Improving Hiring Decisions (From P. 222)
- “Hiring decisions are among the most important decisions an organization can make. Virtually every corporation in the world relies on unstructured, face-to-face employment interviews as the most important tool for selecting employees who have passed through an initial screening process. The effectiveness of employment interviews for predicting future job performance has been the subject of extensive study by industrial psychologists. This research shows that job interviews do not work well. Specifically, employment interviews predict only about 14 percent of the variability in employee performance (Schmidt & Hunter, 1998). In part, this figure is so low because predicting job performance is difficult and few tools do it well.

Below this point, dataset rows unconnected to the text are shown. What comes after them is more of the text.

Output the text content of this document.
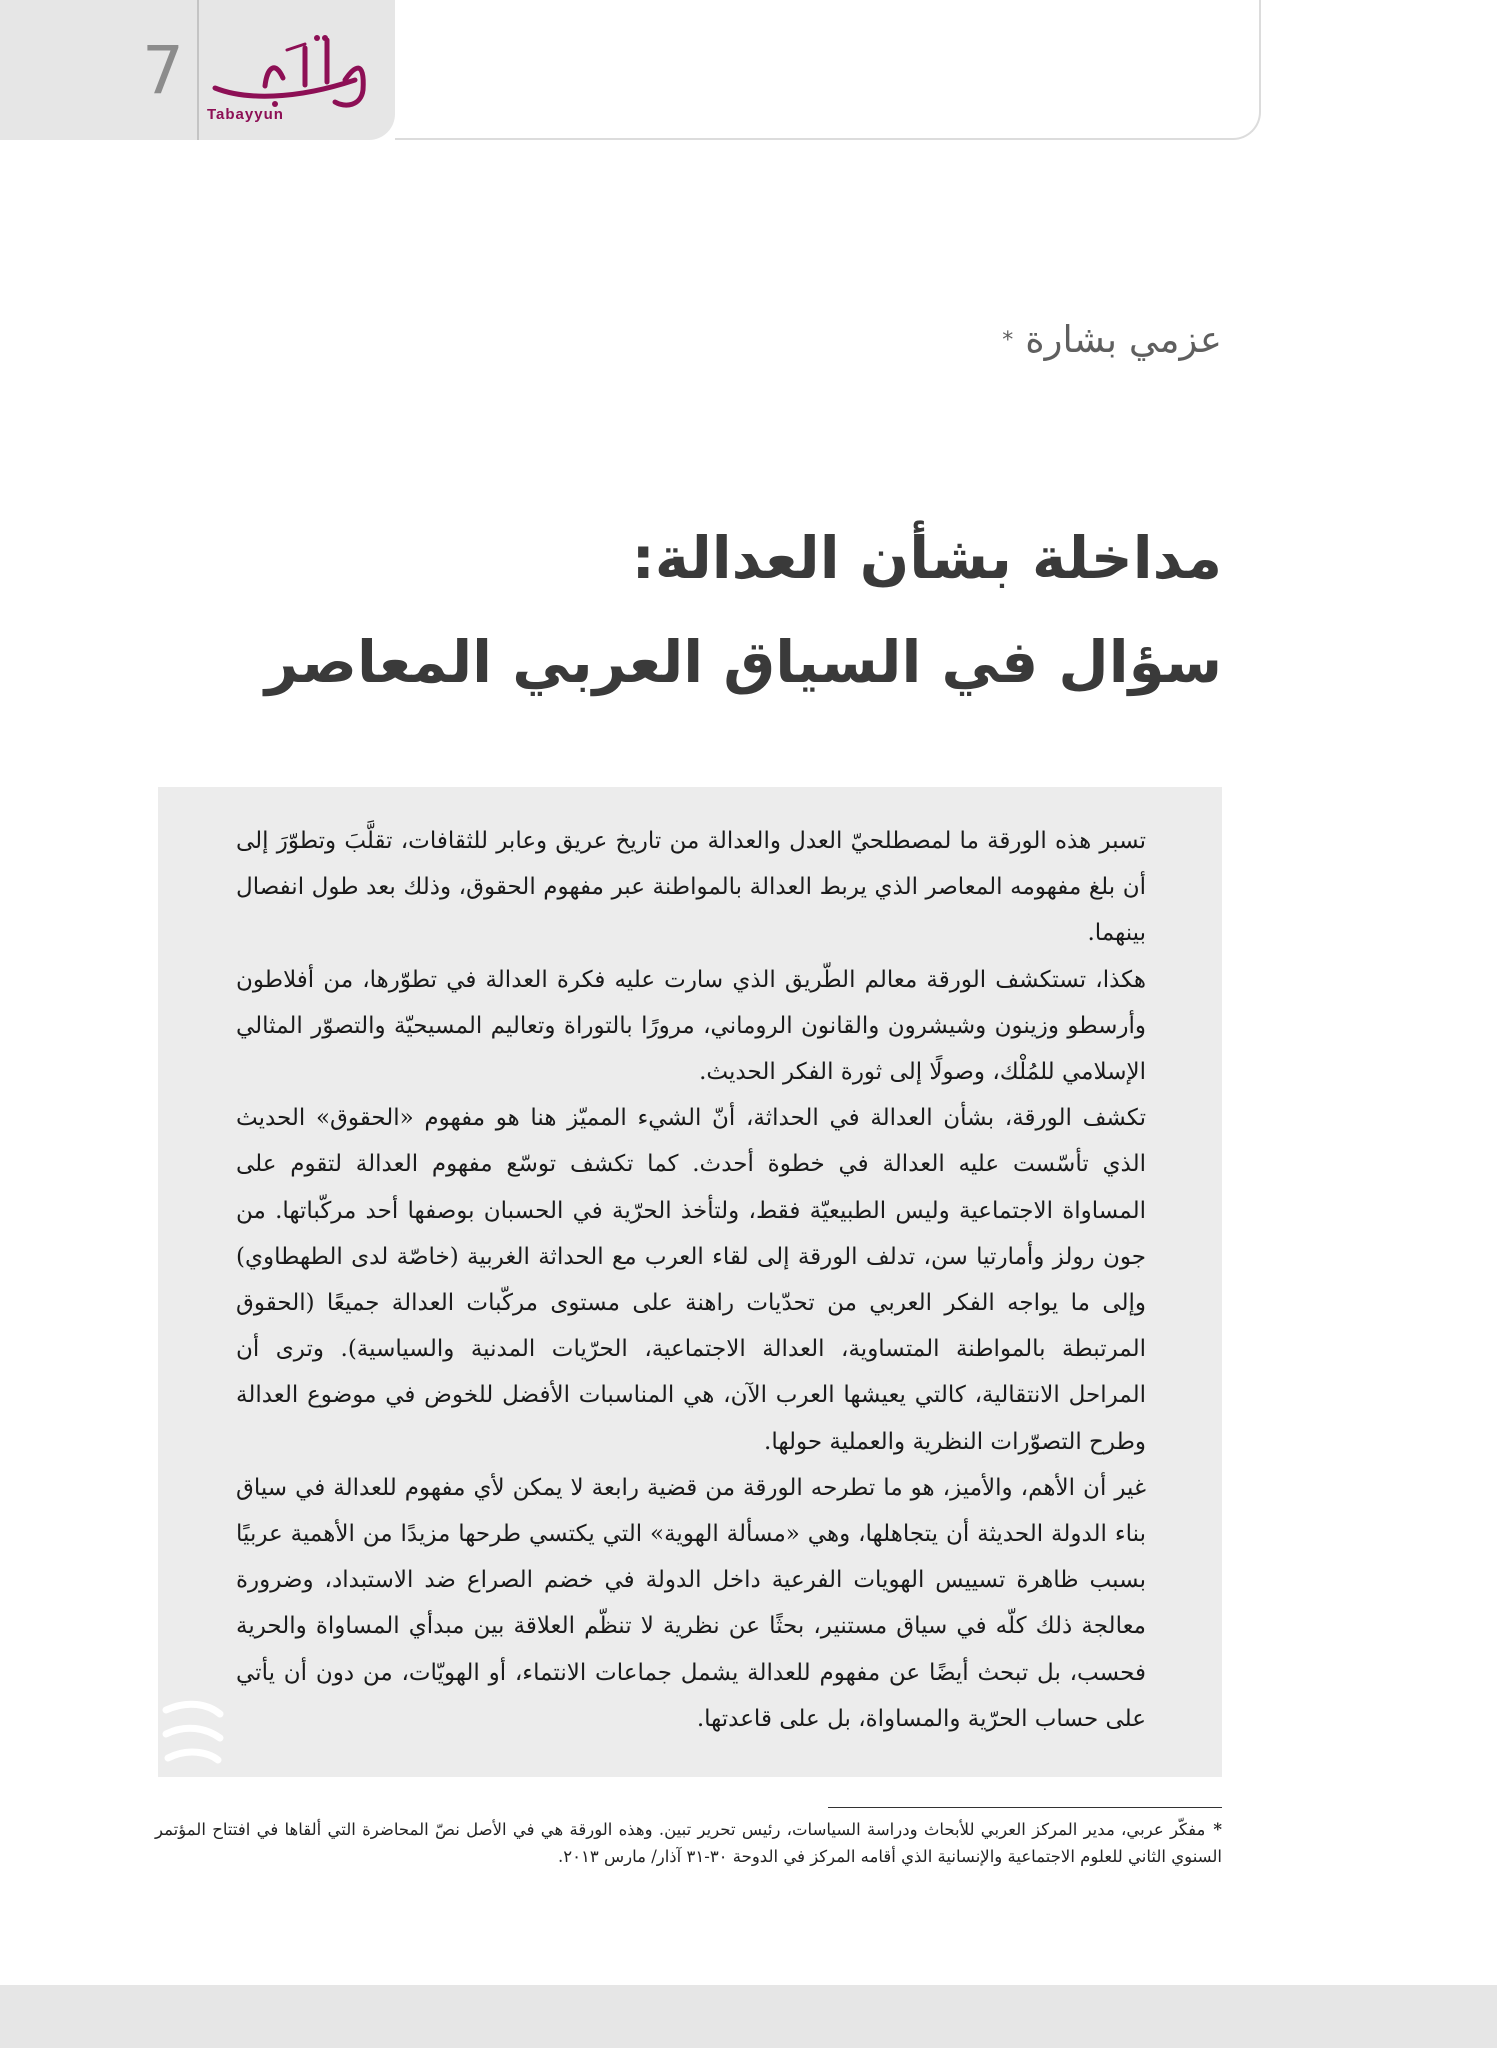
7
Tabayyun
عزمي بشارة*
مداخلة بشأن العدالة:
سؤال في السياق العربي المعاصر

تسبر هذه الورقة ما لمصطلحيّ العدل والعدالة من تاريخ عريق وعابر للثقافات، تقلَّبَ وتطوّرَ إلى أن بلغ مفهومه المعاصر الذي يربط العدالة بالمواطنة عبر مفهوم الحقوق، وذلك بعد طول انفصال بينهما.

هكذا، تستكشف الورقة معالم الطّريق الذي سارت عليه فكرة العدالة في تطوّرها، من أفلاطون وأرسطو وزينون وشيشرون والقانون الروماني، مرورًا بالتوراة وتعاليم المسيحيّة والتصوّر المثالي الإسلامي للمُلْك، وصولًا إلى ثورة الفكر الحديث.

تكشف الورقة، بشأن العدالة في الحداثة، أنّ الشيء المميّز هنا هو مفهوم «الحقوق» الحديث الذي تأسّست عليه العدالة في خطوة أحدث. كما تكشف توسّع مفهوم العدالة لتقوم على المساواة الاجتماعية وليس الطبيعيّة فقط، ولتأخذ الحرّية في الحسبان بوصفها أحد مركّباتها. من جون رولز وأمارتيا سن، تدلف الورقة إلى لقاء العرب مع الحداثة الغربية (خاصّة لدى الطهطاوي) وإلى ما يواجه الفكر العربي من تحدّيات راهنة على مستوى مركّبات العدالة جميعًا (الحقوق المرتبطة بالمواطنة المتساوية، العدالة الاجتماعية، الحرّيات المدنية والسياسية). وترى أن المراحل الانتقالية، كالتي يعيشها العرب الآن، هي المناسبات الأفضل للخوض في موضوع العدالة وطرح التصوّرات النظرية والعملية حولها.

غير أن الأهم، والأميز، هو ما تطرحه الورقة من قضية رابعة لا يمكن لأي مفهوم للعدالة في سياق بناء الدولة الحديثة أن يتجاهلها، وهي «مسألة الهوية» التي يكتسي طرحها مزيدًا من الأهمية عربيًا بسبب ظاهرة تسييس الهويات الفرعية داخل الدولة في خضم الصراع ضد الاستبداد، وضرورة معالجة ذلك كلّه في سياق مستنير، بحثًا عن نظرية لا تنظّم العلاقة بين مبدأي المساواة والحرية فحسب، بل تبحث أيضًا عن مفهوم للعدالة يشمل جماعات الانتماء، أو الهويّات، من دون أن يأتي على حساب الحرّية والمساواة، بل على قاعدتها.

*مفكّر عربي، مدير المركز العربي للأبحاث ودراسة السياسات، رئيس تحرير تبين. وهذه الورقة هي في الأصل نصّ المحاضرة التي ألقاها في افتتاح المؤتمر السنوي الثاني للعلوم الاجتماعية والإنسانية الذي أقامه المركز في الدوحة ٣٠-٣١ آذار/ مارس ٢٠١٣.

Yet some assessment tools do predict performance substantially better than the unstructured interview, and at a substantially lower cost.”
So why do people continue to believe so strongly in employment interviews?
“Managers’ robust faith in the value of interviews is the result of a “perfect storm” of cognitive biases:
- Availability: Interviewers may think they know what constitutes superior employee performance, but their information is highly imperfect. Few companies bother to collect useful data on the attributes that employees
need to succeed within specific positions or within the broader organization. As a result, managers must rely on their intuitions to determine whether or not a job candidate has the qualities needed for success. - Affect heuristic: People make very quick evaluations of whether they like others or not based on superficial features, such as physical attractiveness, mannerisms, or similarity to oneself (Ambady, Krabbenoft, & Hogan, 2006;Ambady & Rosenthal, 1993). Managers rarely revise these first impressions in the course of an employment interview (Dougherty, Turban, & Callender, 1994). Managers sometimes claim that interviews allow them to assess a potential candidate’s “fit” with the firm, but this assessment is usually not based on systematic measurement of a candidate’s qualities and is little more than the interviewer’s intuitive, affective response.
- Representativeness: Intuition also leads managers to believe that if a person can speak coherently about her goals, the organization, or the job, then she will perform well at the job. For most jobs, however, interview performance is weakly related to actual job performance. Extroverted, sociable, tall, attractive, and ingratiating people often make more positive interview impressions than others. However, these traits are often less critical to job performance than other, less immediately observable traits, such as conscientiousness and intelligence.
- Confirmation heuristic: After interviewing a number of people for a position and hiring one of them, managers only learn about the performance of the person selected. Without knowing whether that person is performing better than the rejected applicants would have, managers lack the data they would need to assess whether their selection mechanisms are effective (Einhorn & Hogarth, 1978).
What is a better alternative to face-to-face, unstructured employment interviews?
- “A number of other selection tools are available, most of which are less expensive to implement than interviews, including simple intelligence tests. But if organizations insist on conducting interviews, they ought to use structured ones in which all job candidates are reviewed by the same set of interviewers and in which each interviewer asks the same questions of each candidate (Schmidt & Hunter, 1998). In addition, interviewers’ quantitative assessments ought to be just one component fed into a linear model, along with intelligence measures, years of relevant work experience, and so on.”